Saturday, May 26, 2012
3:30 PM–4:20 PM
4C-4 (Convention Center)
Area: CBM/PRA; Domain: Theory
Chair: William C. Follette (University of Nevada, Reno)
ROBERT J. KOHLENBERG (University of Washington)
GLENN M. CALLAGHAN (San Jose State University)
GARETH I. HOLMAN (University of Washington)
Abstract: One issue that occurs in all applied clinical interventions is whether targeted behavior changes that occur in a treatment setting generalize to other naturalistic settings where the behaviors must be emitted and maintained.

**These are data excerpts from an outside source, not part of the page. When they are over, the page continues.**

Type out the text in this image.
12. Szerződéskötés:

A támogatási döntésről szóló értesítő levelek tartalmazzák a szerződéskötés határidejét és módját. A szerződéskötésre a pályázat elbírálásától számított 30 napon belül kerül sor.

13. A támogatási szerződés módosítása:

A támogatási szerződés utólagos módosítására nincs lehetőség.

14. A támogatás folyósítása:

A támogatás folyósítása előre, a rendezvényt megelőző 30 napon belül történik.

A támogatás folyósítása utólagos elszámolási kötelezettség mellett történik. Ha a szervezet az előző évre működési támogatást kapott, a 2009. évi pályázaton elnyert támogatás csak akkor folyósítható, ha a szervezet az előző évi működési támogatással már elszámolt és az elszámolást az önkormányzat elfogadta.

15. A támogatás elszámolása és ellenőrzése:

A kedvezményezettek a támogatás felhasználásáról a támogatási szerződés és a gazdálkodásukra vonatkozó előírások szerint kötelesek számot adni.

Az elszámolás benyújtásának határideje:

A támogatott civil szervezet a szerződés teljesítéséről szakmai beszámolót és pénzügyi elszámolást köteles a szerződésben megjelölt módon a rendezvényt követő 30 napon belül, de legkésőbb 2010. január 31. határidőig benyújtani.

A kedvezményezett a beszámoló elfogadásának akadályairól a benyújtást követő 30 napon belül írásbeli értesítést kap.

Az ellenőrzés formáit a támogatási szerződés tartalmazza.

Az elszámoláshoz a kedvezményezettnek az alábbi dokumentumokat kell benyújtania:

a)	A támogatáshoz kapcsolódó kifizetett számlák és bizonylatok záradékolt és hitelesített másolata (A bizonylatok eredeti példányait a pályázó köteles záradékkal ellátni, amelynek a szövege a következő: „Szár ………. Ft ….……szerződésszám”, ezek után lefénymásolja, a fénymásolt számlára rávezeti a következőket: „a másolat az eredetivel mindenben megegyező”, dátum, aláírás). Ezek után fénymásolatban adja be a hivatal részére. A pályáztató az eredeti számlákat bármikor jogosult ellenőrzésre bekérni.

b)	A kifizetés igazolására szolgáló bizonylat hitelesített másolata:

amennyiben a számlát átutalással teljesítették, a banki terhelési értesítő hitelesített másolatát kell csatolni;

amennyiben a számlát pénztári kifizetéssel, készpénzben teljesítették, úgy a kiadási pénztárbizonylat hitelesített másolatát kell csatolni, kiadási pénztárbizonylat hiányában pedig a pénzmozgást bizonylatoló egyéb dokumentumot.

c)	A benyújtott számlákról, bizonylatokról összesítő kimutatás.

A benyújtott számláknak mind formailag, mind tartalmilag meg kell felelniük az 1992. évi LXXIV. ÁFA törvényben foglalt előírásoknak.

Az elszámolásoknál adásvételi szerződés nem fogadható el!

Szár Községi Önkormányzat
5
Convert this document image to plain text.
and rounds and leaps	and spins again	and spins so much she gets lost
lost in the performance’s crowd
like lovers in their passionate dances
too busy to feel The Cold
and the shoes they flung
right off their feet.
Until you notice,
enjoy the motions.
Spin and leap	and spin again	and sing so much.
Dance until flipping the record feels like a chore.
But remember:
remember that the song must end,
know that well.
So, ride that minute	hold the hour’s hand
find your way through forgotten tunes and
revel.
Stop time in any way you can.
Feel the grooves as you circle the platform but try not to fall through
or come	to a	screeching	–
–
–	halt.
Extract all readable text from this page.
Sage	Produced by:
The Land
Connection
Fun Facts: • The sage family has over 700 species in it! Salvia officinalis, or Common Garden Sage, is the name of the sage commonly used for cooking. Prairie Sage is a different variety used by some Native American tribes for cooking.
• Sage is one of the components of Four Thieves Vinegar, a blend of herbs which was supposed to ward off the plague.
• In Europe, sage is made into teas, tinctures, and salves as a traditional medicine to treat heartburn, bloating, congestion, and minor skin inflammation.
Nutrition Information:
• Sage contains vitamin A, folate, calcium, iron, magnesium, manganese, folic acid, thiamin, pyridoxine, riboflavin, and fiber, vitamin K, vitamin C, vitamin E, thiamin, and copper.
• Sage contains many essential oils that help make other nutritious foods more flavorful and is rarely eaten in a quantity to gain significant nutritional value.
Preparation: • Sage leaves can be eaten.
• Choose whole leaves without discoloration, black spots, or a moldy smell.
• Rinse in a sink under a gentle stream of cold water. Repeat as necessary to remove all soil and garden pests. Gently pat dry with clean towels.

This panel will address the issue of stimulus properites and behaviors present in Functional Analytic Psychotherapy (FAP) promote the generalization of treatment improvements to the natural social environment. FAP produces its therapeutic effects by building a strong therapeutic relationship between the client and therapist so that the therapist supplies powerful, salient social reinforcing consequences to behavior change that occurs during sessions with the objective of having clinically useful behaviors generalize to other relationships. The panelists are all FAP researchers and trainers who will discuss several fundamental aspects of this question including: what are the therapist and client characteristics and training experiences necessary to produce change that might generalize; what exactly is the crucial behavior(s) that should generalize, i.e., is the generalized behavior of importance a response repertoire or a discrimination repertoire; how similar or different can the therapy environment be from the client’s natural environment and still observe generalized improvement; how do therapist behaviors change over the course of therapy in such a way that generalization is most likely to occur; how important is it that clients have a functional understanding of variables influencing their behavior inside and outside of therapy; what is the importance, if any, of assignments for the client to do in vivo exercises in the extra-therapy setting? Finally, the panel will address whether one can identify the properties along which generalization is expected to occur, i.e., are there formal stimulus properties of the outside environment that are sufficient to recognize or are derived stimulus relation necessary to understand the generalization process? The panel has a goal of inviting extensive audience participation.